Will rephrase. Thanks.
Baltimore & Ohio Ry. Co. v. ICC, 221 U.S. 612 (decided May 21, 1911): statute setting maximum hours of common carrier employees was properly within Commerce Clause power (even though business was mostly intrastate) and Interstate Commerce Commission was properly empowered by Congress to enforce it; requirement that carriers supply monthly reports of excess hours did not violate Fifth Amendment because privilege against self-incrimination is enjoyed by individuals, not corporations
Is the bolded portion still good law in light of Citizens United v. FEC (2010)? That decision held that people functioning through the corporate form retained their free speech rights. It appears to me that the same logic would apply to the right against self-incrimination.
Sometimes corporations are “persons”, sometimes they are not. It seems to be (how can I put this?) “situational”.
For the purpose of the Alien Tort Statute, they are not (and therefore can’t be sued). Jesner v. Arab Bank PLC, 2018.
Also, for the purpose of the Freedom of Information Act, they are not (and therefore are not entitled to the FOIA privacy exception. FCC v. AT&T, 2011.
But for the purpose of free speech in the context of political contributions, as you point out, they are.
I think historically the Supreme Court was pretty consistent that the constitution doesn’t protect corporations, as persons, although they might be treated as persons for statutory and common-law person.
I don’t think Citizens United was correct for that reason. I think Citizens United took exceptions that the Supreme Court had made to permit things like book publishers in corporate form, and turned it into a general rule that corporations have political rights to advocate their own interests, a rule that goes against the general background rule that corporations have no rights as such.
If corporations didn't have constitutional rights — and Citizens United postdates that notion by a few hundred years — then the assets of the ACLU could be seized by the government. The NAACP's headquarters would be subject to warrantless searches. Apple could be denied the right to counsel as it's being prosecuted (in secret proceedings not open to the public) for antitrust violations. The NYT could be prosecuted over and over again for the same offense. Etc.
The problem faced in Citizens United is that the government wasn't going after ADM engaged in false advertising. They were going after Citizens United, an org created specifically to advance it's members politics, for political speech. They were going straight for the very core of 1st amendment protections, when they were most important.
And then the government went and asserted that they could ban books... At that point it was all over, Citizens United HAD to win.
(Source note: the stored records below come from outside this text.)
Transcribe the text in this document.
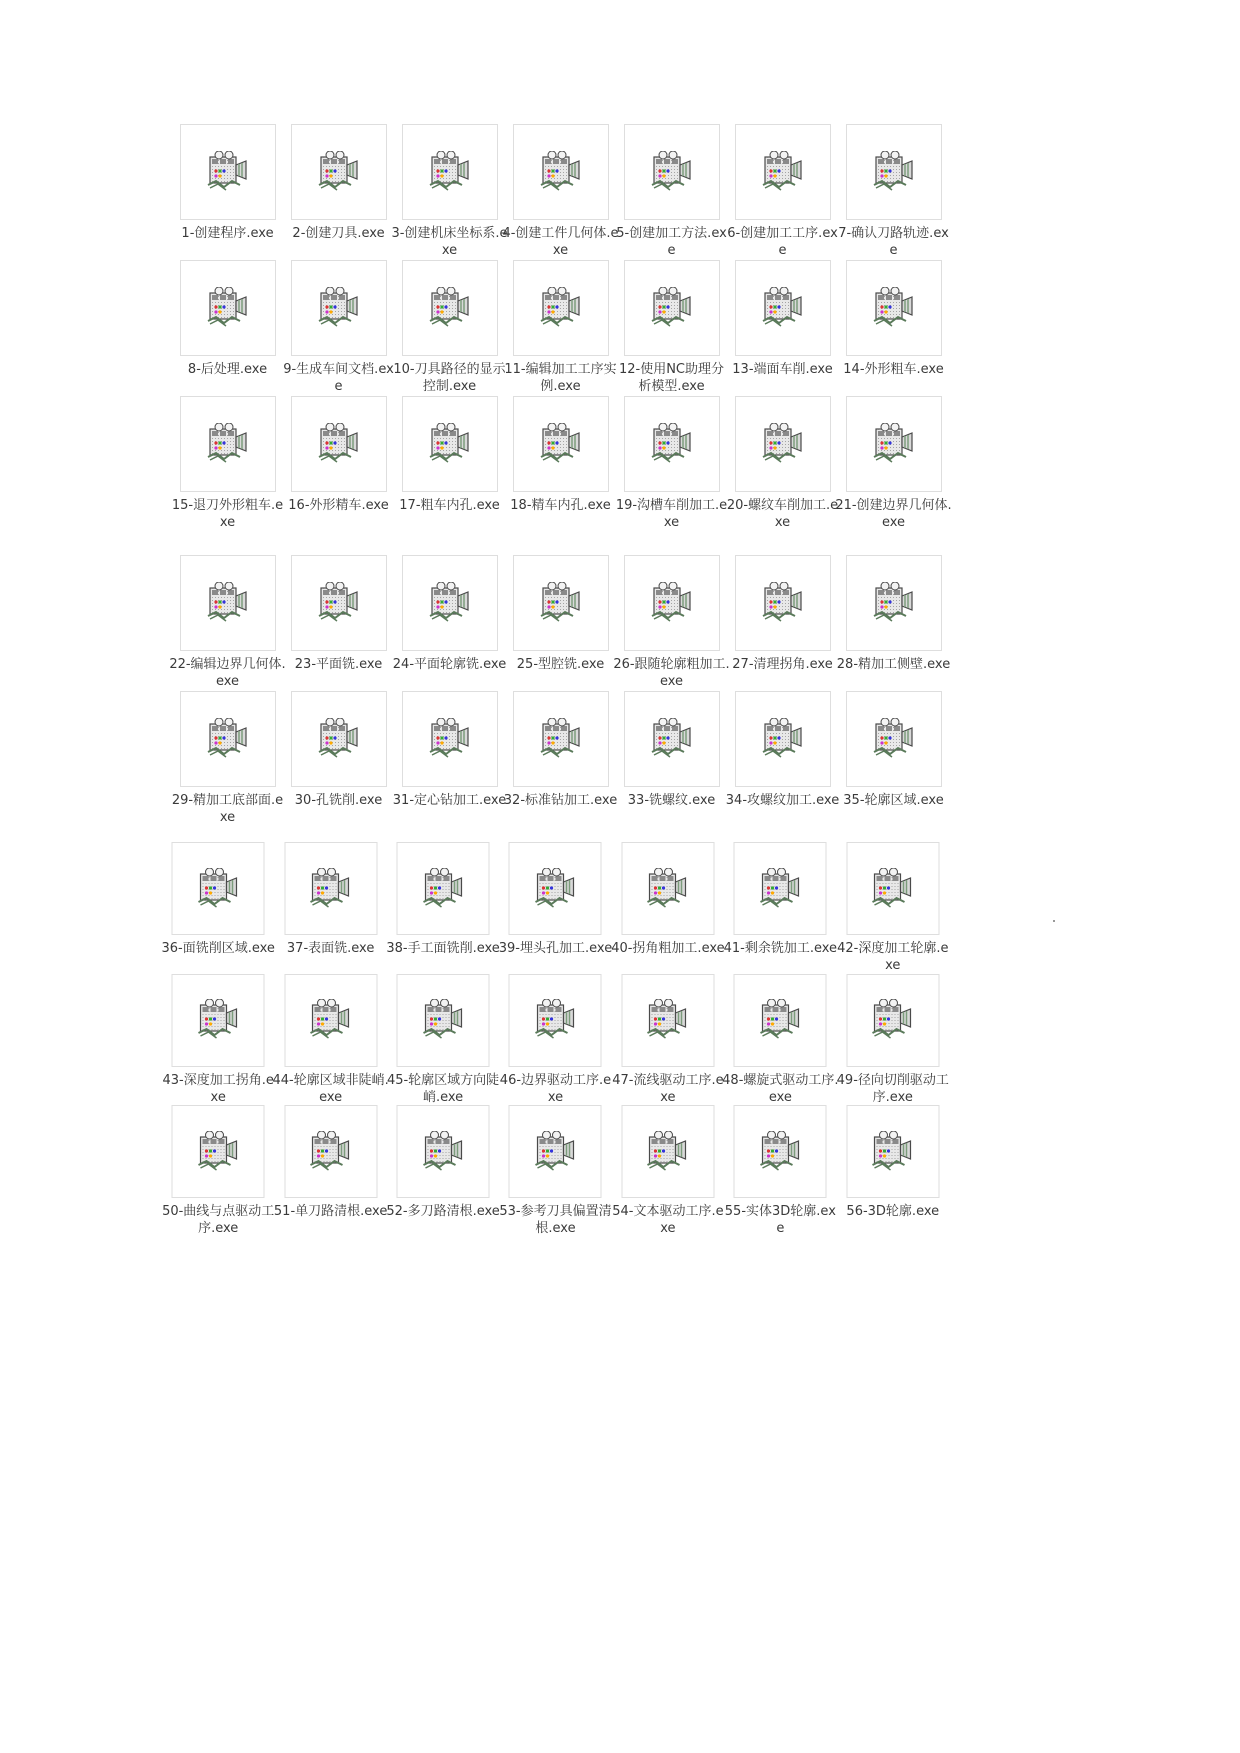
1-创建程序.exe	2-创建刀具.exe 3-创建机床坐标系.exe
4-创建工件几何体.exe
5-创建加工方法.exe
6-创建加工工序.exe
7-确认刀路轨迹.exe
8-后处理.exe	9-生成车间文档.exe
10-刀具路径的显示控制.exe
11-编辑加工工序实例.exe
12-使用NC助理分析模型.exe
13-端面车削.exe 14-外形粗车.exe
15-退刀外形粗车.exe
16-外形精车.exe 17-粗车内孔.exe 18-精车内孔.exe 19-沟槽车削加工.exe
20-螺纹车削加工.exe
21-创建边界几何体.exe
22-编辑边界几何体.exe
23-平面铣.exe 24-平面轮廓铣.exe 25-型腔铣.exe 26-跟随轮廓粗加工.exe
27-清理拐角.exe 28-精加工侧壁.exe
29-精加工底部面.exe
30-孔铣削.exe 31-定心钻加工.exe
32-标准钻加工.exe 33-铣螺纹.exe 34-攻螺纹加工.exe 35-轮廓区域.exe
36-面铣削区域.exe 37-表面铣.exe 38-手工面铣削.exe
39-埋头孔加工.exe 40-拐角粗加工.exe
41-剩余铣加工.exe 42-深度加工轮廓.exe
43-深度加工拐角.exe
44-轮廓区域非陡峭.exe
45-轮廓区域方向陡峭.exe
46-边界驱动工序.exe
47-流线驱动工序.exe
48-螺旋式驱动工序.exe
49-径向切削驱动工序.exe
50-曲线与点驱动工序.exe
51-单刀路清根.exe 52-多刀路清根.exe 53-参考刀具偏置清根.exe
54-文本驱动工序.exe
55-实体3D轮廓.exe
56-3D轮廓.exe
It's not like people form corporations for shits and giggles. They do it because the government's own legal system has made it extremely perilous to do anything collectively or at scale without forming a corporation. The government itself has forced a large fraction of 1st amendment activity to take place through corporations. It can't take advantage of that outcome it forced to escape being constrained by the Bill of Rights.
Yes. See, e.g., In re Grand Jury Empaneld on May 9, 2014, 786 F.3d 255 at n. 1 (3d Cir. 2015).
The people who work for the corporation do retain their right against self-incrimination. It’s the collective corporate entity that doesn’t have any.
Yes. See, e.g., In re Grand Jury Empaneld on May 9, 2014, 786 F.3d 255 at n. 1 (3d Cir. 2015).
Thanks, although it is just one circuit.
The people who work for the corporation do retain their right against self-incrimination. It’s the collective corporate entity that doesn’t have any.
Wouldn't any document incriminating the corporation also at least one individual? That incriminating document could lead to further evidence against the individual (not that the government would ever admit the source of that further evidence).
Probably, but so what? The Fifth Amendment privilege is against incriminating yourself, not against incriminating anyone. Even if it could be asserted by corporations, it would only protect the disclosure of evidence that would incriminate the corporation, regardless of whether it might also incriminate someone else.
One wrinkle is the act of production doctrine. My corporation is subpoenaed for documents that, because of their content, would incriminate me. Maybe they are documents showing that my corporation has provided hookers to politicians in return for favors and that I arranged the assignations. If the company were IBM and some worker bee can produce the documents, that they will incriminate me is of no consequence. I lack standing to object to their production. But if I run a small shop and am the sole custodian of its records, my producing them, entirely apart from their contents, is incriminating because I am being compelled to say, in effect, the subpoenaed documents exist, I know where they are, and these are the documents you're looking for. In such situations, it is not uncommon for the custodian to claim act of production immunity and for a court to appoint a special custodian who will not be incriminated by producing the records to go in, look for them, and turn them over. The content of the records still incriminates me, but I have not been compelled to incriminate myself by the act of producing them.